To find promising targets, Shashank’s team uses genome-wide CRISPR analysis, large-scale molecular data, and lab-grown tissue models to identify which host factors help the virus and which ones block it, in both H1 and H5 strains. 

His lab is also working towards a flu vaccine designed to give long lasting and broad protection. It is based on a chimeric design combining HA – which triggers strong antibodies against both current and possible future variants – with a T cell component that targets conserved regions for lasting cellular immunity. This formulation can be delivered through a thermostable mRNA platform. 

In parallel, his lab has tested an intranasal T cell vaccine in mice models that offered protection against H1, H3, and H5 strains – this could be paired with antibody-based vaccines for more effective protection. “Our ultimate goal is to make one vaccine for all [flu viruses], ideally a truly universal vaccine that offers good protection for at least 5-10 years,” adds Shashank. 

Designing better vaccines  

Flu vaccines have also been the focus of Raghavan Varadarajan’s lab at the Molecular Biophysics Unit (MBU). He and his team, in collaboration with the start-up Mynvax, which he co-founded, are preparing for clinical trials of a recombinant HA vaccine that has shown strong and broad immune responses in animal models and has also been found to be safe in early human trials. 

Raghavan’s team uses structure-based design to present conserved sites in the HA stem more effectively to the immune system, eliciting a strong, targeted response. In parallel, his lab, in collaboration with Vidya Mangala Prasad’s group at MBU, is carrying out high-resolution structural studies to understand how certain antibodies neutralise the virus. They are also working on characterising the HA protein in complex with known neutralising antibodies in collaboration with Somnath Dutta’s group at MBU.

Raghavan Varadarajan (third from right) and his team are working on designing effective flu vaccines (Photo courtesy: Raghavan Varadarajan)

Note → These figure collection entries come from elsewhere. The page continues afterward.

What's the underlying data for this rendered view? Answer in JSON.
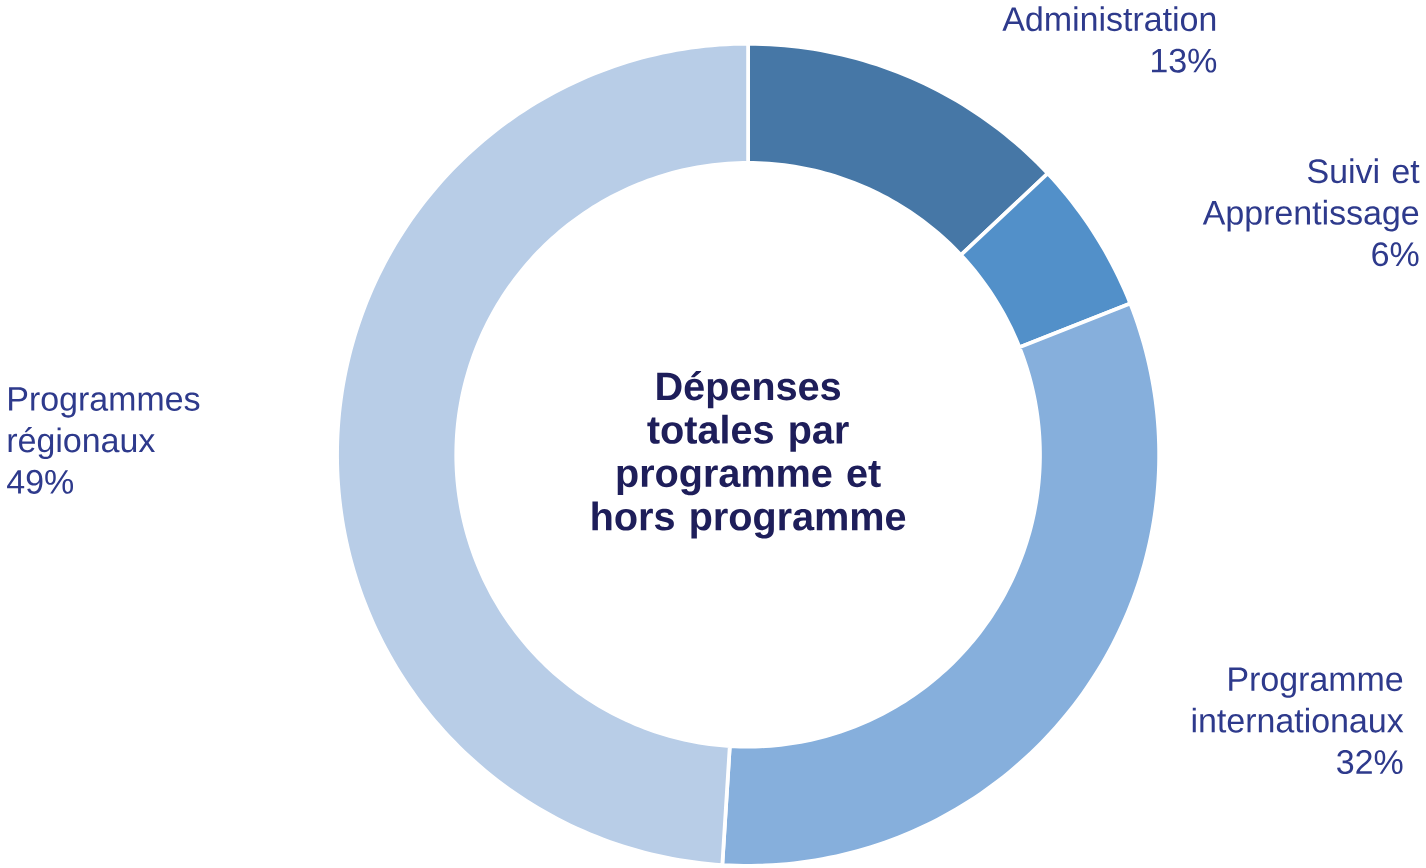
{
  "chart_data": {
    "type": "donut",
    "title": "Dépenses totales par programme et hors programme",
    "categories": [
      "Administration",
      "Suivi et Apprentissage",
      "Programme internationaux",
      "Programmes régionaux"
    ],
    "values": [
      13,
      6,
      32,
      49
    ],
    "value_labels": [
      "13%",
      "6%",
      "32%",
      "49%"
    ],
    "colors": [
      "#4677a6",
      "#5290c9",
      "#86afdc",
      "#b8cde7"
    ]
  }
}
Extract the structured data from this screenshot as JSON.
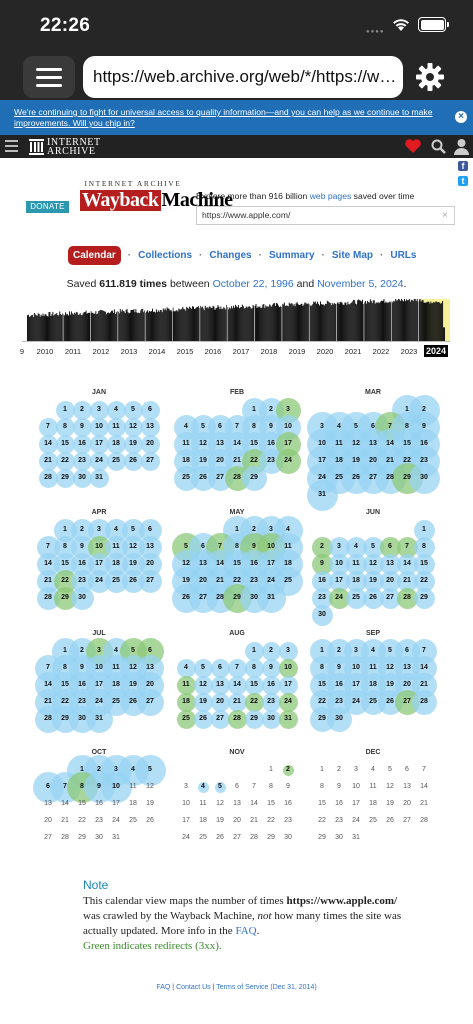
{
  "status_bar": {
    "time": "22:26"
  },
  "browser": {
    "url": "https://web.archive.org/web/*/https://www.ap..."
  },
  "notice": {
    "text": "We're continuing to fight for universal access to quality information—and you can help as we continue to make improvements. Will you chip in?"
  },
  "ia_nav": {
    "logo_line1": "INTERNET",
    "logo_line2": "ARCHIVE"
  },
  "header": {
    "donate_label": "DONATE",
    "logo_top": "INTERNET ARCHIVE",
    "logo_way": "Wayback",
    "logo_machine": "Machine",
    "explore_prefix": "Explore more than 916 billion",
    "explore_link": "web pages",
    "explore_suffix": "saved over time",
    "search_value": "https://www.apple.com/"
  },
  "tabs": [
    "Calendar",
    "Collections",
    "Changes",
    "Summary",
    "Site Map",
    "URLs"
  ],
  "summary": {
    "prefix": "Saved",
    "count": "611.819 times",
    "between": "between",
    "start": "October 22, 1996",
    "and": "and",
    "end": "November 5, 2024",
    "period": "."
  },
  "timeline": {
    "years": [
      "9",
      "2010",
      "2011",
      "2012",
      "2013",
      "2014",
      "2015",
      "2016",
      "2017",
      "2018",
      "2019",
      "2020",
      "2021",
      "2022",
      "2023",
      "2024"
    ],
    "current_year": "2024"
  },
  "calendar": {
    "months": [
      {
        "name": "JAN",
        "start": 1,
        "days": 31,
        "cap": 31
      },
      {
        "name": "FEB",
        "start": 4,
        "days": 29,
        "cap": 29
      },
      {
        "name": "MAR",
        "start": 5,
        "days": 31,
        "cap": 31
      },
      {
        "name": "APR",
        "start": 1,
        "days": 30,
        "cap": 30
      },
      {
        "name": "MAY",
        "start": 3,
        "days": 31,
        "cap": 31
      },
      {
        "name": "JUN",
        "start": 6,
        "days": 30,
        "cap": 30
      },
      {
        "name": "JUL",
        "start": 1,
        "days": 31,
        "cap": 31
      },
      {
        "name": "AUG",
        "start": 4,
        "days": 31,
        "cap": 31
      },
      {
        "name": "SEP",
        "start": 0,
        "days": 30,
        "cap": 30
      },
      {
        "name": "OCT",
        "start": 2,
        "days": 31,
        "cap": 10
      },
      {
        "name": "NOV",
        "start": 5,
        "days": 30,
        "cap_list": [
          2,
          4,
          5
        ]
      },
      {
        "name": "DEC",
        "start": 0,
        "days": 31,
        "cap": 0
      }
    ],
    "green_days": {
      "JAN": [],
      "FEB": [
        3,
        17,
        22,
        24,
        28
      ],
      "MAR": [
        7,
        29
      ],
      "APR": [
        10,
        22,
        29
      ],
      "MAY": [
        5,
        7,
        9,
        10,
        29
      ],
      "JUN": [
        2,
        6,
        7,
        9,
        24,
        28
      ],
      "JUL": [
        3,
        5,
        6
      ],
      "AUG": [
        10,
        11,
        18,
        22,
        24,
        25,
        28,
        31
      ],
      "SEP": [
        27
      ],
      "OCT": [
        8
      ],
      "NOV": [
        2
      ],
      "DEC": []
    }
  },
  "note": {
    "title": "Note",
    "line1": "This calendar view maps the number of times",
    "url": "https://www.apple.com/",
    "line2": "was crawled by the Wayback Machine,",
    "not": "not",
    "line3": "how many times the site was actually updated. More info in the",
    "faq": "FAQ",
    "faq_end": ".",
    "green": "Green indicates redirects (3xx)."
  },
  "footer": {
    "faq": "FAQ",
    "contact": "Contact Us",
    "terms": "Terms of Service (Dec 31, 2014)",
    "sep": "|"
  },
  "colors": {
    "accent_red": "#b41e1e",
    "link_blue": "#3072c9",
    "bubble_blue": "#a5d8f3",
    "bubble_green": "#9ccf8a"
  }
}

For Raghavan, however, the challenges aren’t just scientific. “People have to be aware and they have to be willing [to take flu shots and vaccines],” he says. Cost remains a barrier – flu shots are currently priced at around Rs 2,000, which is out of reach for many. Scaling up production and lowering prices, he adds, along with insurance or government coverage for vulnerable groups like pregnant women and children, could make vaccination far more accessible. 

The biggest danger, however, remains the fact that even the most effective vaccines and antivirals may not be able to stop the virus, if conditions become conducive for its rapid spread. Shashank offers a sobering analogy: “When COVID-19 began, precautions [initially] worked. Then Omicron arrived, ten times more transmissible, and spread uncontrollably. If that happens with H5 – which has caused a recent outbreak in dairy cows in the USA – it will spread like a wildfire.”